À partir de là, je me suis intéressée à la pédagogie Montessori et ensuite à la pédagogie Steiner. Cette dernière me parle beaucoup car on y apporte une grande importance à l’imagination, à la créativité et au rapport avec la nature. Ayant étudié l’allemand, je connaissais l’existence des écoles Steiner-Waldorf, j’avais entendu parler de biodynamie et de médecine anthroposophique et j’utilisais les produits Weleda. Mais je n’avais pas réalisé qu’il s’agissait d’une philosophie de vie dont on pouvait appliquer les principes dès le plus jeune âge.

J’ai acheté plusieurs livres sur l’éducation d’inspiration Steiner, et petit à petit nos journées ont changé. Le changement tient en deux mots : rythme et simplicité.

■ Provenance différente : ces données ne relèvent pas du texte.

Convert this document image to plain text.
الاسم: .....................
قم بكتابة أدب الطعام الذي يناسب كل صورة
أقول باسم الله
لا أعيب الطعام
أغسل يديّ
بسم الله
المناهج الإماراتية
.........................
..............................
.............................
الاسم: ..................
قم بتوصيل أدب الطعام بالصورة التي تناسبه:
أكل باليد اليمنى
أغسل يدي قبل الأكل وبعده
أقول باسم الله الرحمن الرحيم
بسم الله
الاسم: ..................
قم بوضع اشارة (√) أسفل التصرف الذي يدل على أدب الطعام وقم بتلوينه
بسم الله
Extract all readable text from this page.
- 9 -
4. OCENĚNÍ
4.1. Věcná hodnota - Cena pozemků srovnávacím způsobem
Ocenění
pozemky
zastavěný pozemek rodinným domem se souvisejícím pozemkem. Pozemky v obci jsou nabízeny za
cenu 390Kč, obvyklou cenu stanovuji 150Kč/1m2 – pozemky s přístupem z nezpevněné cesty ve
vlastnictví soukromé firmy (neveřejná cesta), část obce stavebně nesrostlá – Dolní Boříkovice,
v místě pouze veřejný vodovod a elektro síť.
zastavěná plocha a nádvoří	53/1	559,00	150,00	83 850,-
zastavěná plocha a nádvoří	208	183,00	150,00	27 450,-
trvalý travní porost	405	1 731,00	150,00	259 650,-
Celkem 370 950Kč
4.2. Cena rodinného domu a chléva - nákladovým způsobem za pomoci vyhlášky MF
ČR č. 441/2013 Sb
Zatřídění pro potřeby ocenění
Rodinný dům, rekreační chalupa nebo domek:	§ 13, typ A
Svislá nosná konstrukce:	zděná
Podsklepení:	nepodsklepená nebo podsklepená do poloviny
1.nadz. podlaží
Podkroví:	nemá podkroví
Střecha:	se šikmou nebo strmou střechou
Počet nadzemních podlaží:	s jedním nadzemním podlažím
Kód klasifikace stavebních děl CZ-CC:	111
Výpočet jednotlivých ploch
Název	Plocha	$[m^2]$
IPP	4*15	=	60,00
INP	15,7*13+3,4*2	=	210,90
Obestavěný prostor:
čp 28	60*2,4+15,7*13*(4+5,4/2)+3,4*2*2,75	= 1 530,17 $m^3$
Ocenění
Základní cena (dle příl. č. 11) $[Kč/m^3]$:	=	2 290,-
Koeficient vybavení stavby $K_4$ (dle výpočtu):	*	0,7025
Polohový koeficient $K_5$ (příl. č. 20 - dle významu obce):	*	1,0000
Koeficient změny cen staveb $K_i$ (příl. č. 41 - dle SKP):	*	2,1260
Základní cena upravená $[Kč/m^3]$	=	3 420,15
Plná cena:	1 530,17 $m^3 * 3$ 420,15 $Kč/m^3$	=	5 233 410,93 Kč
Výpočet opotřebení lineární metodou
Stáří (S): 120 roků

Tout d’abord, j’ai travaillé à instaurer un rythme dans les journées. Voilà à quoi ressemble une journée typique : après le petit déjeuner, nous jouons un peu ensemble et puis je fais les tâches ménagères. S’il reste du temps avant le repas de midi, je sors les crayons ou la pâte à modeler. Après le repas, c’est l’heure de la sieste. Ensuite, nous allons jouer dehors pendant une à deux heures. De retour dans l’appartement, on prend le bain et puis s’il reste du temps il a le droit de regarder des dessins animés jusqu’au retour de papa. On mange ensemble et puis dodo ! Parfois, on invite un ami ou on va en ville le matin, mais en général on passe pas mal de temps à la maison.

De prime abord, cette routine peut sembler peu stimulante pour un bébé. Et rétrograde pour moi, qui n’avais pas imaginé me transformer un jour en Madame Fée du Logis ! Mais plus je la pratique, plus je suis convaincue de son efficacité. Déjà au point de vue discipline. N. faisait régulièrement des crises au moment du coucher ou du bain, et réclamait à manger en dehors des repas. Il est beaucoup plus calme et coopératif maintenant qu’il sait à quoi s’attendre. Et surtout, il a appris à se poser et à jouer pendant les moments où je suis occupée.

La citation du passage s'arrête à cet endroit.